The program protocol is submitted to the Office of the Australian Information Commissioner and we will strictly adhere to the commitments in that document.

We will publish a notice with general information about the program in the Federal Register of Legislation – Gazettes before administrative action commences. We will also make a copy of the program protocol available on our website.

10.2.e

The effect that not abiding by the Guidelines would have on compliance of the proposed data-matching program with the Australian Privacy Principles in the Privacy Act 1988 and the Australian Government Privacy Code

The data is collected for the stated objectives established in the data-matching program protocol.

10.2.f

The effect that complying with the Guidelines would have on the effectiveness of the proposed data-matching program

The effectiveness of the program would be reduced if source entities had to be identified. Their willingness to participate and cooperate with us would likely be compromised.

10.2.g

Whether complying fully with the Guidelines could jeopardise or endanger the life or physical safety of information providers or could compromise the source of information provided in confidence

Not abiding by all the requirements of the Guidelines would not influence or affect the personal safety of any individual identified as part of the program or compromise the source of the information provided in confidence.

10.2.h

The effect that complying fully with the Guidelines would have on public revenue – including tax revenue, personal benefit payments, debts to the Commonwealth and fraud against the Commonwealth

Not allowing the exemption under the current program may cause us to miss potential breaches of tax laws and subsequent non-payment of tax. This would result in the Commonwealth foregoing tax revenue.

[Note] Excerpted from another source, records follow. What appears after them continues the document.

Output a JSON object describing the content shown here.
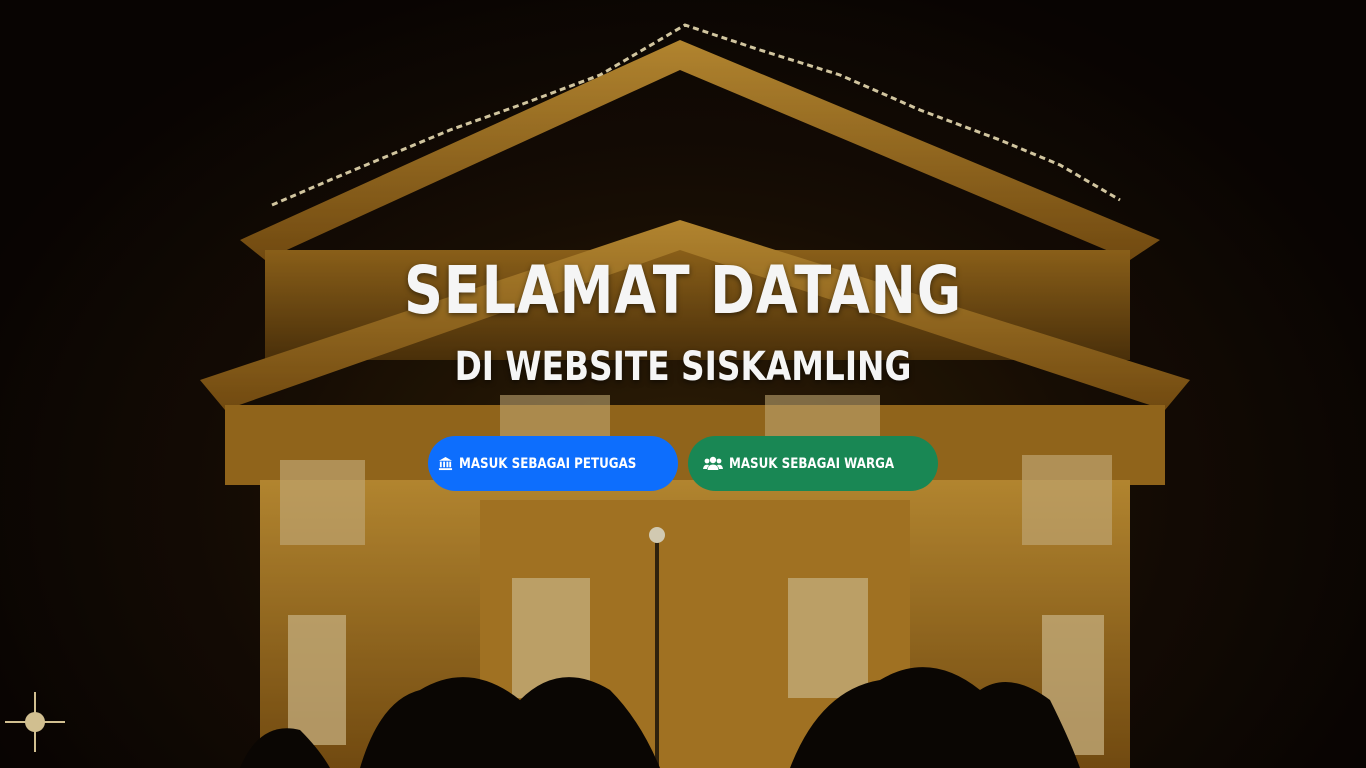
{
  "hero": {
    "title": "SELAMAT DATANG",
    "subtitle": "DI WEBSITE SISKAMLING"
  },
  "buttons": {
    "petugas": {
      "label": "MASUK SEBAGAI PETUGAS",
      "icon": "building-columns-icon",
      "color": "#0d6efd"
    },
    "warga": {
      "label": "MASUK SEBAGAI WARGA",
      "icon": "users-icon",
      "color": "#198754"
    }
  },
  "background": {
    "description_icon": "illuminated-monument-photo",
    "accent": "#e0a030"
  }
}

There are risks to the integrity of the tax system when people fail to comply with their obligations. Abiding by all the requirements of the Guidelines will reduce the effectiveness of the proposed compliance activity. We would miss the opportunity to educate those taxpayers trying to do the right thing and deter those that are non-compliant from repeating the behaviour.

The effect of abiding by all of the requirements in the Guidelines could negatively impact both public revenue and the confidence the public and government have in the ATO as an administrator of the tax system. People not complying with their tax obligations, including those operating outside the system, set a bad example to compliant taxpayers and may encourage their non-compliance. Maintaining community and government confidence in the tax system is critical to our ongoing role.

10.2.i

Whether complying fully with the Guidelines would involve the release of a document that would be an exempt document under the Freedom of Information Act 1982

Upon receipt of a freedom of information request only information relating to the taxpayer’s own affairs will be released to the taxpayer concerned.

10.2.j

Any legal authority for, or any legal obligation that requires, the conduct of the proposed data-matching program in a way that is inconsistent with the Guidelines.

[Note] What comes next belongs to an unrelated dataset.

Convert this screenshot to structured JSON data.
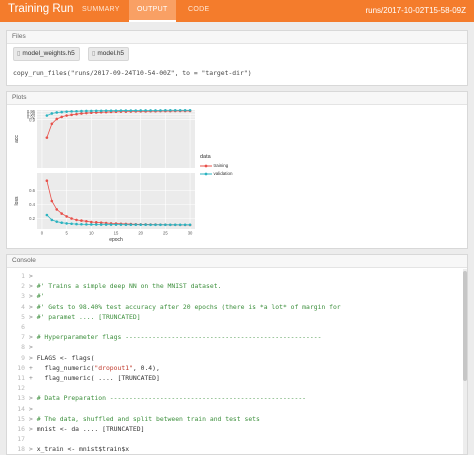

There is no specific legislative power authorising the conduct of this program inconsistent with the Guidelines.

The Commissioner of Taxation, or his authorised representative, has formed the opinion this data is required to enable us to effectively and efficiently carry out our legislated functions under the general powers of administration contained in:

  • Section 3A of the Taxation Administration Act 1953
  • Section 8 of the Income Tax Assessment Act 1936
  • Section 1-7 of the Income Tax Assessment Act 1997
  • Section 356-5 in Schedule 1 of the Taxation Administration Act 1953

The reasons for proposing to operate outside requirements of the Guidelines are detailed above.

Consistency with requirements of the other guidelines

This section outlines where we are being consistent with the requirements of the Guidelines.

Table 2: Matters considered in seeking this variation to the Guidelines where we are being consistent with the requirements of the Guidelines

Paragraph or Guideline

Summary

Action taken/To be taken

Paragraph 6

Status of the Guidelines

Our commitment to complying with the Guidelines is embedded in our data management policies and principles and clearly stated in the chief executive instruction.

Guideline 1

Application of the Guidelines

We apply the Guidelines for all data-matching programs where it is anticipated the program will include records of 5,000 or more individuals.

We recognise that programs where there are multiple data sources but with common objectives and algorithms are treated as a single data-matching program.

Guideline 2

Deciding to carry out or participate in a data-matching program

Cost-benefit analysis considers alternate methods against the conduct of a data-matching program.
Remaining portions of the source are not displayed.